Chat Pile Bring the Heat on Cool World
The OKC noise rockers expand their sonic and subjective scope to prove just how desperate of a situation we’re all in.

On the cover of Chat Pile’s second full-length Cool World, a white cross looms over a grassy knoll. To the image’s right, emerald highway signs, traffic controllers and a lone Subaru interrupt what would be a spiritual scene and reveal it for what it is: a monument reminding passers-by on a highway interchange of who’s in charge (whether that is the Christian God or His devotees remains unresolved). It would also be a fitting image on Chat Pile’s pummeling debut album, God’s Country, a collection overflowing with malaise and alarm over noisy sludge. They wore their Korn worship as well as their Jesus Lizard and Eyehategod influence on their sleeves. Now, with Cool World, the Oklahoma quartet expands their putrid gaze from the country to the world as it burns under warfare and wildfire.

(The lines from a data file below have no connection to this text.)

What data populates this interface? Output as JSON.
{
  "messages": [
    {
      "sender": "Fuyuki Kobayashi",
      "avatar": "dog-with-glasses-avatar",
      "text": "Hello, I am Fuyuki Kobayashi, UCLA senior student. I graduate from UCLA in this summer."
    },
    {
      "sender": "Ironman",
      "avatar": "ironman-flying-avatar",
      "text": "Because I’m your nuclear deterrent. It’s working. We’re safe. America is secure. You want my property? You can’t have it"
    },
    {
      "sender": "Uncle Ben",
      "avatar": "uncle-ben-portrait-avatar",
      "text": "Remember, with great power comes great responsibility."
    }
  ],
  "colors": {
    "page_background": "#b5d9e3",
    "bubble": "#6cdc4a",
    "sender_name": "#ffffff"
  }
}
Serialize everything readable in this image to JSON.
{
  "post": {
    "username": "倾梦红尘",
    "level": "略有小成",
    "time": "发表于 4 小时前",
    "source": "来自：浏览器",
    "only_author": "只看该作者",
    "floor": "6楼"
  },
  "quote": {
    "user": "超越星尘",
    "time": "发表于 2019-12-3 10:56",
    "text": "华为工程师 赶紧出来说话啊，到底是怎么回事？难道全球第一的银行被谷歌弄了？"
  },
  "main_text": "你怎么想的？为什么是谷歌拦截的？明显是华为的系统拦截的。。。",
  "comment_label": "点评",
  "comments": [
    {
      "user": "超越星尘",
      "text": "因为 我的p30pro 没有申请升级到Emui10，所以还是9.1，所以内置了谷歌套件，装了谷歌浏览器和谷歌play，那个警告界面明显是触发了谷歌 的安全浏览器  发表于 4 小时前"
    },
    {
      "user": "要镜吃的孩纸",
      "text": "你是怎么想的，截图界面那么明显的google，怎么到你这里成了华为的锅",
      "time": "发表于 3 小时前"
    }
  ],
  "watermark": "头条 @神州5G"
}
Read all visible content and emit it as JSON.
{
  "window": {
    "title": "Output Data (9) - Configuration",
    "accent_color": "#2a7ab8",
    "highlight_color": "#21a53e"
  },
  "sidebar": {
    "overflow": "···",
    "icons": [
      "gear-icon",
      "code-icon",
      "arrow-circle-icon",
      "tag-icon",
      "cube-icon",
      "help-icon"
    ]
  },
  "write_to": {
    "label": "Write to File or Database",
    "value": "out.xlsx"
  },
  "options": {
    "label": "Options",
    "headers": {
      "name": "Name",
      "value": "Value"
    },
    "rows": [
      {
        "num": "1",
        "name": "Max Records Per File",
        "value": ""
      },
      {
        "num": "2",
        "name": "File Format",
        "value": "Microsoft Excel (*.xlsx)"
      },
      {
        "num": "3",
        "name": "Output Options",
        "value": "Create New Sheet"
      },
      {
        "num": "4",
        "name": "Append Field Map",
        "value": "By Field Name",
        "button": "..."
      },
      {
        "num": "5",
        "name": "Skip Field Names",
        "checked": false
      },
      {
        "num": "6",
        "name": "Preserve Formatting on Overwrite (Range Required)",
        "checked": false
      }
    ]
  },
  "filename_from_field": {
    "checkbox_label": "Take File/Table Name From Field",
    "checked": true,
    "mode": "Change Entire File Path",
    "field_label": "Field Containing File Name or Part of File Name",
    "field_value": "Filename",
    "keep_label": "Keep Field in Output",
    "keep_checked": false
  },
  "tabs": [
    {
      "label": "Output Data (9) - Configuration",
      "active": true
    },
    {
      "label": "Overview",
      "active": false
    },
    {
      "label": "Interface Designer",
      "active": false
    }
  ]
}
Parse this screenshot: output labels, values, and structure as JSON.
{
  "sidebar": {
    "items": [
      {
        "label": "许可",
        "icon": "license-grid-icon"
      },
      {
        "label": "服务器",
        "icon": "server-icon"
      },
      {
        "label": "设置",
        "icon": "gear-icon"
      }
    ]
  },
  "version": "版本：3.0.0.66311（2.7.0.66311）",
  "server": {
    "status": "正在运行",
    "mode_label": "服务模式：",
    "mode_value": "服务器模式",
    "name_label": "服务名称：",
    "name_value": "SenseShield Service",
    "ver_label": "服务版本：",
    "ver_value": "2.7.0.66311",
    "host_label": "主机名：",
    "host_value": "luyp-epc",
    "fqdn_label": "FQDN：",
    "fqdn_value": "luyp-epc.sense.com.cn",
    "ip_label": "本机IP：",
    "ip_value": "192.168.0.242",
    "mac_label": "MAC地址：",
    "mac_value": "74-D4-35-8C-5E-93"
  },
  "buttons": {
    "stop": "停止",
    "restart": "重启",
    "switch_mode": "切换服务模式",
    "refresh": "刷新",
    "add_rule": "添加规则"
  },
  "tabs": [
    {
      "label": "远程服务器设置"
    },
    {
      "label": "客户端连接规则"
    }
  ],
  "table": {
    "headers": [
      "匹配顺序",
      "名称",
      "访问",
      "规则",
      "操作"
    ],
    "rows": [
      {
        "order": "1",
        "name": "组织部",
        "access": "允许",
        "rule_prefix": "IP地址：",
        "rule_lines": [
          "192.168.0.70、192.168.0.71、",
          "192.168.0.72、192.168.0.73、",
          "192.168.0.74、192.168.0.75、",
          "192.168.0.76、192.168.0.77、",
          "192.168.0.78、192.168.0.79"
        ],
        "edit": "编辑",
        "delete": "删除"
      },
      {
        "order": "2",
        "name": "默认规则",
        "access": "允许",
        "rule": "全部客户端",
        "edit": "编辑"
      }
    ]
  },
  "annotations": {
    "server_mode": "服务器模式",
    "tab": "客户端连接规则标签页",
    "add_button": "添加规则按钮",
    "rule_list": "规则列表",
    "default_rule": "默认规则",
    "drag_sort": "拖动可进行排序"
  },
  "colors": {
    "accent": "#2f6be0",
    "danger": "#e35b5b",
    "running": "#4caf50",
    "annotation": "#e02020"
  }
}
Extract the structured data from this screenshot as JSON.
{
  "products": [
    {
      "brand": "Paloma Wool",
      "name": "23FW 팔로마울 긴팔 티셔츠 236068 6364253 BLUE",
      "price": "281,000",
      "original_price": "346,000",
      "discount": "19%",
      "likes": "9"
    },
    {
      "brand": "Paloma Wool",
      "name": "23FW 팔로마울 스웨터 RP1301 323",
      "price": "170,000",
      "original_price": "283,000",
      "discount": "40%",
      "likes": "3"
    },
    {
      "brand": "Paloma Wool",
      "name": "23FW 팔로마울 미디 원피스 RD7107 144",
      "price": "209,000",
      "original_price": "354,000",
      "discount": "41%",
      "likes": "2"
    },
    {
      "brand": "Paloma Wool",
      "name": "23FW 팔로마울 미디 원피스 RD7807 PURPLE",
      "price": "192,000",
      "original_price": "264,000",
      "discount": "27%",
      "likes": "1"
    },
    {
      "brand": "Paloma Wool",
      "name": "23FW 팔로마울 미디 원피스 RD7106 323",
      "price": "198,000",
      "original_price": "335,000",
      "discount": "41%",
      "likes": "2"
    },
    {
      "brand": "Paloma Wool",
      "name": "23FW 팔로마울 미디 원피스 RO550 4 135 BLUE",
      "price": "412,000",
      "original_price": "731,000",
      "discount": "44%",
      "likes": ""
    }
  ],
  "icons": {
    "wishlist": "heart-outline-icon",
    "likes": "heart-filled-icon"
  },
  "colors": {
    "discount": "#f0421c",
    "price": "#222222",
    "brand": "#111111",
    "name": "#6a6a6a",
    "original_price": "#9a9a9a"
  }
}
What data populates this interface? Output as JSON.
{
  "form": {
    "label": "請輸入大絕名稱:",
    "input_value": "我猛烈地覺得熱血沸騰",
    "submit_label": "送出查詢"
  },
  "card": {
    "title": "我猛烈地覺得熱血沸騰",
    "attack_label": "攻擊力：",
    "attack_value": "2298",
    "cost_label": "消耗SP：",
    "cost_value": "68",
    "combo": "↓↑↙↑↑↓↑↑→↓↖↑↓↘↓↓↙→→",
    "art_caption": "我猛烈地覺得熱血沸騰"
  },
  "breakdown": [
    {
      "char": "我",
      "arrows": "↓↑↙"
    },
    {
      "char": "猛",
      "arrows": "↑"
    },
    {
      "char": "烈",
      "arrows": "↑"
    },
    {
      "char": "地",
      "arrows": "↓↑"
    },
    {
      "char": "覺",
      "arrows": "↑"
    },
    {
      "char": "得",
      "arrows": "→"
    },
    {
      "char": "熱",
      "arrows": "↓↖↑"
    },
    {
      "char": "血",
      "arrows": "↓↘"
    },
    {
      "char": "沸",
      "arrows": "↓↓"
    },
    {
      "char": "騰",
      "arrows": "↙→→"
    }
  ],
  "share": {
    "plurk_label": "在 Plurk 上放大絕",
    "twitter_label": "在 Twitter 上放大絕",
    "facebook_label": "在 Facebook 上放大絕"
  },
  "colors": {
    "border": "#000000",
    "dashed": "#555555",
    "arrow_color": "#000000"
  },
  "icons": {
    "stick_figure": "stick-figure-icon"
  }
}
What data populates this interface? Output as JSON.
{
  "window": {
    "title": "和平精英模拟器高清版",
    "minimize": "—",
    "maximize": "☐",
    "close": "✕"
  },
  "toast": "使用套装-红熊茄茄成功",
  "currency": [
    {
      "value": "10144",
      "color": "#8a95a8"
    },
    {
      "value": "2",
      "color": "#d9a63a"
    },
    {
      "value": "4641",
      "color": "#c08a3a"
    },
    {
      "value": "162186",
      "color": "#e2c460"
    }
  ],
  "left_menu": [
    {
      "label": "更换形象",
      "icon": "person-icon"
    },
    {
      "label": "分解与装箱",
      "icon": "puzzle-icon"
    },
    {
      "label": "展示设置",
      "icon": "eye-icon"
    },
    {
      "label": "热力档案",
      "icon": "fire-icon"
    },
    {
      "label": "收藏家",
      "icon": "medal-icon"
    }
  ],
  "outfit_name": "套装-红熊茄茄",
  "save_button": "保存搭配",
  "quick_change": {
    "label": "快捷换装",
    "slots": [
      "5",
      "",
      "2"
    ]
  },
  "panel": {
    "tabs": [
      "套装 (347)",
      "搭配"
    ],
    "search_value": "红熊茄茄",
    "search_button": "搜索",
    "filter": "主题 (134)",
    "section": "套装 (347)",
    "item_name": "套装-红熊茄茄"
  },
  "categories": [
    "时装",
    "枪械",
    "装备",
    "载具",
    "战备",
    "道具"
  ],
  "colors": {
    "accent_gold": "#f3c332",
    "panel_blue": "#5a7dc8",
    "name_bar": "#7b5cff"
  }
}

With the help of Ben Greenberg of Uniform, who has a knack for taking all things dark and imbuing in them a terrible iridescence not unlike the flames above a steel mill, Chat Pile fling the ambient anguishes of empire and decline back at listeners while switching between sonic bedlam and comprehensible melody. How they jostle between song and inferno reproduces the uncanny feeling of standing at the edge of a cliff, where pressure on the wrong foot can send you hurtling into an abyss. Chat Pile’s noise rock foundation is solid, but the band gleefully veers between sludge metal (“Milk of Human Kindness”) and noisy post-punk (“Shame”). “Frownland” is downright groovy, and without Raygun Busch’s screams on “Tape,” Chat Pile could be convincingly labeled funk-rock. They’re scholars of the aggressive metal and punk traditions of the Clinton and George W. Bush years, channeling that soup of aggression towards a vision of global rot.